The “conservative” wing will talk about fear of foreign threats or cultural degradation, even though they are by and large in favor of threatening other countries and undermining their cultures. They just want us to do it to “them” before “they” do it to us. And they will invent an endless series of “them” to keep up the excuse for more police intervention, more military intervention, and more militarization of society in general.
So there are these endless fears which statists use to call for government intervention. But all of this relies on a belief that there is something magical about the organizations known as “government” that somehow makes them capable of doing things that any other organization can’t or won’t do. The anarchist position is simply that this magical veneer is an illusion. We want roads and electricity and running water and peaceful cities and friendly neighbors too. We just don’t believe that there are things which are so difficult for mere mortals to do that the only way to accomplish them is for one group of special people to assault everyone else in order to make it happen.
There are many possible arguments one might hear from a statist against anarchy in the form of “Well what if X happens?” To me, the proper answer is “Well what if it happens now? Someone will do something about it, is what.” In fact, the someone will most likely be in a much better position to do something about it because they won’t be hindered by a limited number of legislated solutions to any problem X which may arise. Often times this answer will not satisfy the statist. They want a guarantee. But of course, the response to that is simply that the “government” can’t (and won’t) guarantee a damn thing. How’s that war on drugs coming along? Oh boy, it’s a good thing we can’t buy those evil drugs anymore, isn’t it? To argue that bad things will happen under anarchy as some sort of argument for the state is laughable, considering how many bad things already happen, and so many of them as a *direct result* of one state action or another. What will be different is that those bad things will not be systematic and predictable. Which can be scary to those who are on the trigger side of the statist gun.
The statist position, if it is at all consistent, sees the human race as a bunch of corrupt and destructive losers, except for a small elite who somehow have their act together. And this elite can somehow rise to power without being totally corrupted by it, or driven out by obsessive sociopaths. The elite are able to somehow then impose their will and their incredibly complex, yet functional plans on everyone else who happen to be corrupt and destructive losers. Of course most statists would never see their position in a consistent clear way. This is evidenced by the fact that they will change their arguments around when one fails. One is tempted of course to ask, “What is the real, actual reason you believe in having a government? Not an excuse, but the actual reason you want all this intervention.” There usually is no one reason they can articulate because the reason is fear. A blind fear of their neighbors that overwhelms the understanding that everything they fear about The Other is even more reason to fear the government. Because that thought would be unbearable. In such a world there is no escape, and all is lost already.

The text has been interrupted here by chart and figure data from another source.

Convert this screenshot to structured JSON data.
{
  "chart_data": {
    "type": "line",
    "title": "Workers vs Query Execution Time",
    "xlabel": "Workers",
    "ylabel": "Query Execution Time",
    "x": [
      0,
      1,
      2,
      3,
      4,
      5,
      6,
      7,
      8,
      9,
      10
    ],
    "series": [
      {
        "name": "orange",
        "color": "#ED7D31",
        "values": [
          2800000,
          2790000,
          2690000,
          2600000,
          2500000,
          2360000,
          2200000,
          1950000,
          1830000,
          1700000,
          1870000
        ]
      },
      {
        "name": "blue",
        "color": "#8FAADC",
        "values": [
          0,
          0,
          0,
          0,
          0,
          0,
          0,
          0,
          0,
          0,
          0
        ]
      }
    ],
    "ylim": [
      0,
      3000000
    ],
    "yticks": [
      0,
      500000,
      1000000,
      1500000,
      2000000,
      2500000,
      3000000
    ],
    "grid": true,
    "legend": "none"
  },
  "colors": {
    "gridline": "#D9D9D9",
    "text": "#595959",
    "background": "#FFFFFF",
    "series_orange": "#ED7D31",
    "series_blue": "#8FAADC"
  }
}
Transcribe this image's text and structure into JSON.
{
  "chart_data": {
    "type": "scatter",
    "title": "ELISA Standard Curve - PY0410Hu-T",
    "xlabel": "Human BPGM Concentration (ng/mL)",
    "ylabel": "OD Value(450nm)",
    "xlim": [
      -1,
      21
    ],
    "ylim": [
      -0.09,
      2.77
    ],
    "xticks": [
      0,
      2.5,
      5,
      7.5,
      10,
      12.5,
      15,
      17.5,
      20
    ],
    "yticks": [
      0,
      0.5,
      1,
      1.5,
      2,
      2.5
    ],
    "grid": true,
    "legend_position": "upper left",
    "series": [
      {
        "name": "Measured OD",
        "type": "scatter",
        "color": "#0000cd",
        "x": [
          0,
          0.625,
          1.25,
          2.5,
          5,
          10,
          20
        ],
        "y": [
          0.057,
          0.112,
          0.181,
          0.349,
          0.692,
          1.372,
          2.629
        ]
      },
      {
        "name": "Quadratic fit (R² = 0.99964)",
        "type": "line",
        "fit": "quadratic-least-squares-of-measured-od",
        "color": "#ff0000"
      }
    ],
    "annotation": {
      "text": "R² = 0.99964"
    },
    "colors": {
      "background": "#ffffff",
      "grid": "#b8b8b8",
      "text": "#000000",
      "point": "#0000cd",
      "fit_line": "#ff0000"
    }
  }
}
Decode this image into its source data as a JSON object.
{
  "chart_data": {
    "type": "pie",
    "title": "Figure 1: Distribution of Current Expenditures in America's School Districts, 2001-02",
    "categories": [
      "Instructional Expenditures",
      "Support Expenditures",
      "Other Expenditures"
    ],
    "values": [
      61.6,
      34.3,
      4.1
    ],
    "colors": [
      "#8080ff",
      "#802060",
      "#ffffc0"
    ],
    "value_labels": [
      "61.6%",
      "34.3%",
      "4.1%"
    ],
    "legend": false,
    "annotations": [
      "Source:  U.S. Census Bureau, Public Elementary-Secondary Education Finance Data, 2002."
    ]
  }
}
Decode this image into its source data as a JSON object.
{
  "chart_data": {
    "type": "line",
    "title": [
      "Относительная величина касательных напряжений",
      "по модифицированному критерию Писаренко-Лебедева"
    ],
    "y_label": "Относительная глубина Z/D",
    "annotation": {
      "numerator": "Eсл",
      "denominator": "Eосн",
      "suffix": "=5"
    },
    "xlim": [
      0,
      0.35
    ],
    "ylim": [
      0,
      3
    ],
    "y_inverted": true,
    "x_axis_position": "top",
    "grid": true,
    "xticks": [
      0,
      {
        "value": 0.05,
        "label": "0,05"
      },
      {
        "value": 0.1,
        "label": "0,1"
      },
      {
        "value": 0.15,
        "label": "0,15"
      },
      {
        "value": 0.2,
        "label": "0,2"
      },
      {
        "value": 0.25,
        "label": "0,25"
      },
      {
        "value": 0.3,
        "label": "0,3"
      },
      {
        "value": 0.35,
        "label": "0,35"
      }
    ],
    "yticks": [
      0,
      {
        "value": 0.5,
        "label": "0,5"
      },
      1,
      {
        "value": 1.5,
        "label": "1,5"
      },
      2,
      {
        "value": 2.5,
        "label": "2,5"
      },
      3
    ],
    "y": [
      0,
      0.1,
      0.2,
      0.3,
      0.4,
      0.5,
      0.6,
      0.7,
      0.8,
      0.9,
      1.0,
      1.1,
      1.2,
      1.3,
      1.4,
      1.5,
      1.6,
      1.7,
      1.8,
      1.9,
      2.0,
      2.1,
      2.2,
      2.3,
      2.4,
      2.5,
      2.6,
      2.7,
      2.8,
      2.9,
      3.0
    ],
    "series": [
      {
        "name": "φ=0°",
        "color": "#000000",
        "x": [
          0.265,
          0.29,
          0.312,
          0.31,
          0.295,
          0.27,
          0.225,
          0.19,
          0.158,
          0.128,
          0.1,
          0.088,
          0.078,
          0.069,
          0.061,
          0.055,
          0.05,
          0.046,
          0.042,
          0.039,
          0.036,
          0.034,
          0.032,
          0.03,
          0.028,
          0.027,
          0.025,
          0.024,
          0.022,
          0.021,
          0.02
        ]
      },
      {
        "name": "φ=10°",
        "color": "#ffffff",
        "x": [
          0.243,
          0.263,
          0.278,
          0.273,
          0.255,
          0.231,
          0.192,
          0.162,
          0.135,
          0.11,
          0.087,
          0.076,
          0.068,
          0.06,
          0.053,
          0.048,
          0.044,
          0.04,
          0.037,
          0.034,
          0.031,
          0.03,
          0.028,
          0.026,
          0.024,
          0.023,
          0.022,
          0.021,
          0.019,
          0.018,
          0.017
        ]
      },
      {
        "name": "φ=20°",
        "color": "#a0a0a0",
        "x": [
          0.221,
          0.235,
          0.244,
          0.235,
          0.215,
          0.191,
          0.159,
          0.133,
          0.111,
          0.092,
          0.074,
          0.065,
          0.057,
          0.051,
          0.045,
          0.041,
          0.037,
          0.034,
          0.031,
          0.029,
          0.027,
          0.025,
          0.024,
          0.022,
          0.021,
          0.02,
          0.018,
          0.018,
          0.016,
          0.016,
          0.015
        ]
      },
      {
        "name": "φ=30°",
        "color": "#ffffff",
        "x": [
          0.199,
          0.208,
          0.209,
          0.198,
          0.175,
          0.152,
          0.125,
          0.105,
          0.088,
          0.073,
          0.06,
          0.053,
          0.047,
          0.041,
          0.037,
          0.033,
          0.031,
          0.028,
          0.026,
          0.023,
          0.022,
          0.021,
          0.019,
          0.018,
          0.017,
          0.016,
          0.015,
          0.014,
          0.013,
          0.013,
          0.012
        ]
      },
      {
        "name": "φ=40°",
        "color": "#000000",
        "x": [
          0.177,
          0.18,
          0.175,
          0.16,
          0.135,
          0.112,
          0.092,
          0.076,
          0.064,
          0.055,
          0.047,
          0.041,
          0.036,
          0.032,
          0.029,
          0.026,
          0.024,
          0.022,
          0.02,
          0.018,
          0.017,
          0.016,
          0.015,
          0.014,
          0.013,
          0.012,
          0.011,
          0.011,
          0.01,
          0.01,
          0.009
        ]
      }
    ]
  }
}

Of course, this all depends on who we’re talking to. We by and large are living in the elite centers of power, and we are probably benefiting from intervention in a lot of ways. Those benefits would be gone under anarchy. So for many of us, things might not be “better” at least for a few years until the society retooled itself. Many people in the first world may indeed have more to fear right now from freedom than from their government, who works to destroy other people in order to feed and protect them.
Yet the moral argument says “so be it”. If we have sown the wind, let us reap the whirlwind. Better us than the billions of people who would finally find hope that they never had before, in a society that allowed them to begin building their own prosperity.